What could these people in the living room have to offer me? (12.40)

In this instance, Oskar asks us one of his many rhetorical questions, since his answer seems to be, "Nothing." Oskar's obsessed with proving to us that he doesn't need anybody, justifying his efforts to distance himself from others.

Once upon a time there was a tin-drummer named Oskar. When they took away his toy merchant and destroyed the merchant's shop, he sensed that bad times were ahead for midget tin-drummers like him (16.24).

On the night of Kristallnacht, Oskar realizes he's living in a world that isn't going to be very kind to "different" people like him. You can imagine that the poor guy feels pretty alone and vulnerable. And he's right. The Nazis try to convince Alfred to put him into an institution, where "defective" people are eliminated.

Oskar was alone, betrayed and sold out. How could he preserve his three-year-old face over time when he lacked the most basic necessity, his drum? (17.16)

Oskar's drum is his way of avoiding emotional connection—he can pretend to be a child. Without his drum, he truly feels alone and exposed. But rather than trying to engage with people, he decides that his best option moving forward is just to find a new drum.

The moment Oskar saw [his grandmother] he wished, in eager emulation of his grandfather Koljaiczek, to dive beneath her and, if possible, never draw another breath outside her sheltered lee (17.22).

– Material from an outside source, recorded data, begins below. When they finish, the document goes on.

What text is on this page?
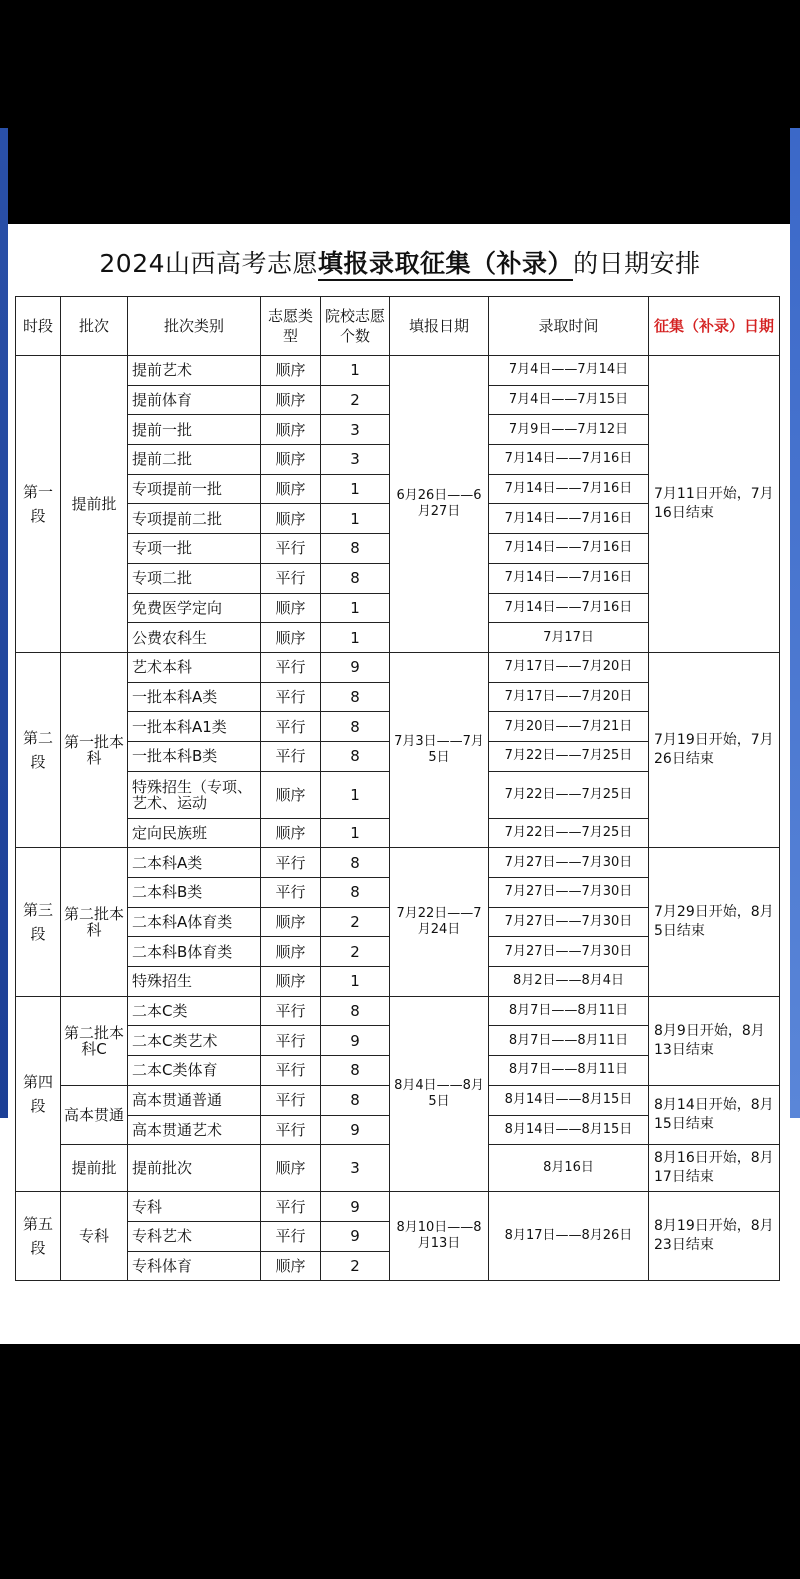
2024山西高考志愿填报录取征集（补录）的日期安排
时段	批次	批次类别	志愿类型	院校志愿个数	填报日期	录取时间	征集（补录）日期
第一段	提前批	提前艺术	顺序	1	6月26日——6月27日	7月4日——7月14日	7月11日开始，7月16日结束
		提前体育	顺序	2		7月4日——7月15日	
		提前一批	顺序	3		7月9日——7月12日	
		提前二批	顺序	3		7月14日——7月16日	
		专项提前一批	顺序	1		7月14日——7月16日	
		专项提前二批	顺序	1		7月14日——7月16日	
		专项一批	平行	8		7月14日——7月16日	
		专项二批	平行	8		7月14日——7月16日	
		免费医学定向	顺序	1		7月14日——7月16日	
		公费农科生	顺序	1		7月17日	
第二段	第一批本科	艺术本科	平行	9	7月3日——7月5日	7月17日——7月20日	7月19日开始，7月26日结束
		一批本科A类	平行	8		7月17日——7月20日	
		一批本科A1类	平行	8		7月20日——7月21日	
		一批本科B类	平行	8		7月22日——7月25日	
		特殊招生（专项、艺术、运动	顺序	1		7月22日——7月25日	
		定向民族班	顺序	1		7月22日——7月25日	
第三段	第二批本科	二本科A类	平行	8	7月22日——7月24日	7月27日——7月30日	7月29日开始，8月5日结束
		二本科B类	平行	8		7月27日——7月30日	
		二本科A体育类	顺序	2		7月27日——7月30日	
		二本科B体育类	顺序	2		7月27日——7月30日	
		特殊招生	顺序	1		8月2日——8月4日	
第四段	第二批本科C	二本C类	平行	8	8月4日——8月5日	8月7日——8月11日	8月9日开始，8月13日结束
		二本C类艺术	平行	9		8月7日——8月11日	
		二本C类体育	平行	8		8月7日——8月11日	
	高本贯通	高本贯通普通	平行	8		8月14日——8月15日	8月14日开始，8月15日结束
		高本贯通艺术	平行	9		8月14日——8月15日	
	提前批	提前批次	顺序	3		8月16日	8月16日开始，8月17日结束
第五段	专科	专科	平行	9	8月10日——8月13日	8月17日——8月26日	8月19日开始，8月23日结束
		专科艺术	平行	9			
		专科体育	顺序	2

Oskar's desire to isolate himself from the outside world seems to express itself most clearly when he talks about wanting to dive beneath his grandmother's skirts and never come back out. After all, these are the same skirts that once hid a grown man from the police, and Oskar associates them with safety and peace.

When I tried to tell the stories to Bruno at breakfast, I couldn't rid myself of them because I had forgotten them all; Oskar has no talent for dreaming (33.1).

Even in this instance, when he decides to try opening up to his caretaker, Oskar finds it impossible to communicate his deepest feelings to another person.